Students using public transport as their main mode of commuting had to either miss their classes or seek other options to get to the KPU campuses in Surrey, Richmond, or Langley.

“It was absolutely horrible. I had to miss school that day because there was no way I could come,” says KPU student Anita Ehirim, who had her classes in Surrey on the day of the strike.

“I live in White Rock. So, I have to take one bus from where I live to White Rock Centre, and then I take the 321 [bus], which [goes] to Surrey Central, and then I stop at Newton, and from Newton to [the Surrey campus].”

Prices on ride-hailing apps like Uber and Lyft surged during those days due to demand with some increasing up to five times, says KPU student Sehleen Kaur. 

“I live in Surrey and work in Guilford. So, usually for Uber it’s $10 from my home to Guilford, but on that day, it was $50,” Kaur says. 

Uber sent an email to customers on Jan. 22 stating that they capped surge pricing and offered “incentives” to encourage more drivers on the road. 

Kirandeep Kaur Chatha, another KPU student, says her instructor provided notes for those who missed the class, but she has concerns about doing well on her assignment. 

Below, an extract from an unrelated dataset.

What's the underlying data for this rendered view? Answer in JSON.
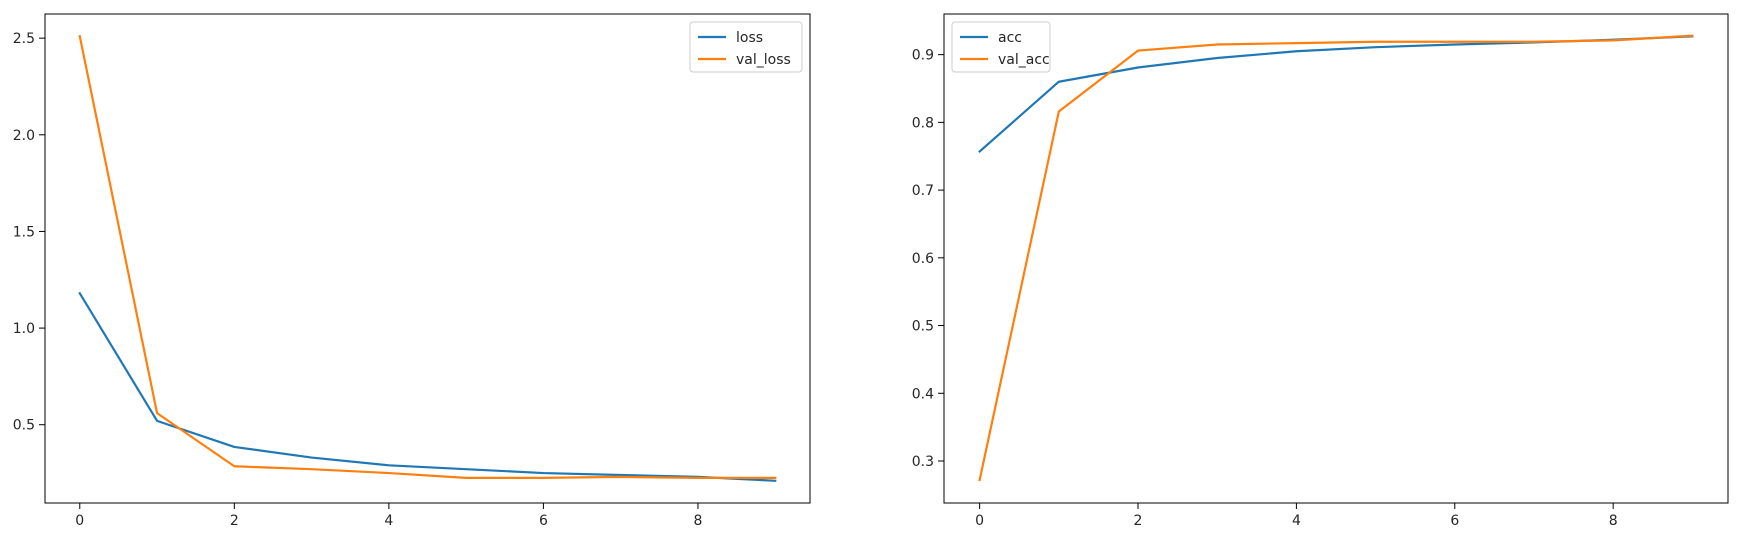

“We have the notes, but the type of teaching you get in-person … you can’t get by sitting at home and having the notes,” Kaur Chatha says.

“I feel like I missed that class and … when I’ll do the assignment, [the] concepts will not be clear [to me].” 

Fulfilling daily tasks was also challenging for KPU student Emma Elliott. She usually spends a couple of hours studying in the library after classes, but this time, Elliott had to go home immediately.

The Coast Mountain Bus Company (CMBC)’s employees started job action on Jan. 6 with an overtime ban. They escalated the strike by withdrawing all services at 3:00 am on Jan. 22 for 48 hours.

The main issue was to ensure wages of CMBC employees are in line with those of other TransLink workers. CMBC’s employees started job action on Jan. 6 with an overtime ban. They escalated the strike by withdrawing all services at 3:00 am on Jan. 22 for 48 hours.

CMBC and CUPE4500 have accepted recommendations from a meditator, which will avert the proposed 72-hour strike that was set to take place tomorrow. 

Those in control of public transit should have done something to make sure people who rely on their services would not be affected, Elliott says.

“My sister works for Compass, so I hear about it all the time,” Elliot says.  “I understand why they’re doing it, but I just wish it could have been organized or planned better to have some kind of backup plan for what was happening. A lot of people were out of luck on Monday and Tuesday.”